Haringey Greyhounds
- Sport: Ice hockey
- Founded: 1990
- League: ENHL (1994-present) English Conference (1990-1994)
- Location: Harringay, England, UK
- Arena: Alexandra Palace

= Haringey Greyhounds =

The Haringey Greyhounds are a British ice hockey club based in Harringay, England.

==History==
The team was founded in 1990, as the second team at Alexandra Palace, the first being Haringey Racers. In 1992, Racers collapsed, leaving Greyhounds as the rink's first team. They entered the English Conference and then the English National Hockey League on its creation in 1994. The team changed its name to Haringey Racers in 2002 to signify a new start following a change of ownership/management, however their fortunes did not improve and they endured a torrid season.

The London Racers were founded at the rink the following year as part of the newly formed Elite Ice Hockey League, while the Haringey Racers continued in the EPL. However, in December 2003 it was decided, seemingly out of the blue, to relocate the London Racers away from Alexandra Palace to Lee Valley. As a result of a shortage of available ice time Lee Valley was unable to accommodate both teams, which resulted in Haringey being folded and withdrawing from the EPL.

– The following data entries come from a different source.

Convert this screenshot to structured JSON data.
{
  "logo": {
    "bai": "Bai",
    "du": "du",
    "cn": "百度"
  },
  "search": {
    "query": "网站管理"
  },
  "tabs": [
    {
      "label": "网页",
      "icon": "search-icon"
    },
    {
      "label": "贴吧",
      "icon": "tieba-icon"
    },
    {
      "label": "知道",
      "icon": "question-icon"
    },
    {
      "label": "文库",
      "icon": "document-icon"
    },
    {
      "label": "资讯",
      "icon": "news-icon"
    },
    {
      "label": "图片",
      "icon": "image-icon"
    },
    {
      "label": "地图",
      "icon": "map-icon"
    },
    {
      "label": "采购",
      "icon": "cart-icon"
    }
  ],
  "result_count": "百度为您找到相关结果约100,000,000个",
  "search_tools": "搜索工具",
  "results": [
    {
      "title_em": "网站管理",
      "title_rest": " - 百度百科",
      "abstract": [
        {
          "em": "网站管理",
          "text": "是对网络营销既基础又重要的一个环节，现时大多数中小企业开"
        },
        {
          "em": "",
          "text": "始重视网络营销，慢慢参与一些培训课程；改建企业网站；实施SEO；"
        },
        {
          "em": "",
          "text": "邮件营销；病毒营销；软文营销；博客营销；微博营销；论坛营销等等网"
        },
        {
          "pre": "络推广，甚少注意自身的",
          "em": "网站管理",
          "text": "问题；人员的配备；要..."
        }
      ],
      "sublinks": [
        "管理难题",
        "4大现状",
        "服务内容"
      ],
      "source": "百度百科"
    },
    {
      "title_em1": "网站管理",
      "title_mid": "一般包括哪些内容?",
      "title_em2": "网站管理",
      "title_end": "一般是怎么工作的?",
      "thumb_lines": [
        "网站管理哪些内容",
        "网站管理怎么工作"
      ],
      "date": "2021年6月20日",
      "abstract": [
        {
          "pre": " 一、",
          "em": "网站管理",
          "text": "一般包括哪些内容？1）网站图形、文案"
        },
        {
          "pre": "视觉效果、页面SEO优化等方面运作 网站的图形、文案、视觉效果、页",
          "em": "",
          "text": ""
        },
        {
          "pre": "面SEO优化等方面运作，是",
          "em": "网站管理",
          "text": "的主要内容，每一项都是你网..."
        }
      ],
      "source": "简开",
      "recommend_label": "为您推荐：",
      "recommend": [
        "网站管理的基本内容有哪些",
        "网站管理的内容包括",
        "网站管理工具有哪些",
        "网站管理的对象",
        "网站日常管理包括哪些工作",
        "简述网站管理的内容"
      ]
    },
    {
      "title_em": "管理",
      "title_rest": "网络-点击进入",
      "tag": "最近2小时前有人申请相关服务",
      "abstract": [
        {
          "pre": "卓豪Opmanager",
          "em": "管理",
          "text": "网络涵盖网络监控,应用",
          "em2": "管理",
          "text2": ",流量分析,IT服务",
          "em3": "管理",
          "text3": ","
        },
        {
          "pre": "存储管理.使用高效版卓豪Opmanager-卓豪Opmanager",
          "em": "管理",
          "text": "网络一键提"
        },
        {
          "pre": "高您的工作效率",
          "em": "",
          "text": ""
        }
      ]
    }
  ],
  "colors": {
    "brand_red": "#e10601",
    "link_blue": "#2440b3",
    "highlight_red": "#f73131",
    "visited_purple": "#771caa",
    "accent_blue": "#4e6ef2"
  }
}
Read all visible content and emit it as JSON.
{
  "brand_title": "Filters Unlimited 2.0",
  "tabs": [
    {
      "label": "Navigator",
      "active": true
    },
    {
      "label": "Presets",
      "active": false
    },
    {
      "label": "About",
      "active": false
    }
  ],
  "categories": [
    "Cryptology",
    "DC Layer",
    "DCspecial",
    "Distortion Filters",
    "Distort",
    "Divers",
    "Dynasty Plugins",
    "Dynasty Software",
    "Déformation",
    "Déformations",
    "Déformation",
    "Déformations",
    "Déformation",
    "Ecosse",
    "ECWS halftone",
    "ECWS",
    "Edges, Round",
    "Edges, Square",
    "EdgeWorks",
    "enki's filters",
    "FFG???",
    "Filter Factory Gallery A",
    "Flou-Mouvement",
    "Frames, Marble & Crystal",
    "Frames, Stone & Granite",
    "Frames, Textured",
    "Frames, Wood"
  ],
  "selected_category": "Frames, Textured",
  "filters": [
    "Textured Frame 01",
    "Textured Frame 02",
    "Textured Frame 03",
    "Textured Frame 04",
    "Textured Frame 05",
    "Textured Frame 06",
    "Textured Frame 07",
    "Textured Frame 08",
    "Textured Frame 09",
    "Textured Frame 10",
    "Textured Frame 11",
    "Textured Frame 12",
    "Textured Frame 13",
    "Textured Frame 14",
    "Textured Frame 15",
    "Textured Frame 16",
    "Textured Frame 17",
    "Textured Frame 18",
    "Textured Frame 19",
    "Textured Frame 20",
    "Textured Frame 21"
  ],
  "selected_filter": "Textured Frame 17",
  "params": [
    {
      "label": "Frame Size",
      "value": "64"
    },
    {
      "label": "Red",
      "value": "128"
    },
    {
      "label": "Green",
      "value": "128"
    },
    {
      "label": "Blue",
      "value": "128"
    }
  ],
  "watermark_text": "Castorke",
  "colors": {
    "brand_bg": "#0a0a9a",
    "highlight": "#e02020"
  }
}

However the Ally Pally rink was not to be without senior hockey for long with the Greyhounds being reformed a group headed by Jan Bestic ready to complete in the English National Ice Hockey League for the 2004/05 season. They have completed at that level ever since with varying degrees of success. They were crowned ENL South playoff champions in the 2006/07 season, losing out to Sheffield in the national final, marking the pinnacle of the reformed team's achievements to date.
For the 2008/09 season ENL was split into two tiers, with Haringey being placed in Division One in the South, where they struggled with the new format and a general strengthening in the standard of the league. After finishing bottom of the league they were due to be relegated for the 2009/10 season, but they received a stay of execution at the EIHA's AGM when it emerged that no team was willing to step up from Division Two to replace them.

Matters on the ice did not improve for the Greyhounds and they endured another torrid season, finishing second from bottom. The poor performance of the team on and off the ice lead to a mid-season change of ownership with Nick Rothwell taking over from Jan Bestic.

During the summer of 2010 the ice rink at Alexandra Palace was refurbished at a cost of £2.3million, however due to the nature of the building work a completion date could not be guaranteed. As a result, it was decided that the team would be unable to enter the league for the 2010/11 season. They planned to return the next year renamed as the North London Hounds but this plan fell through.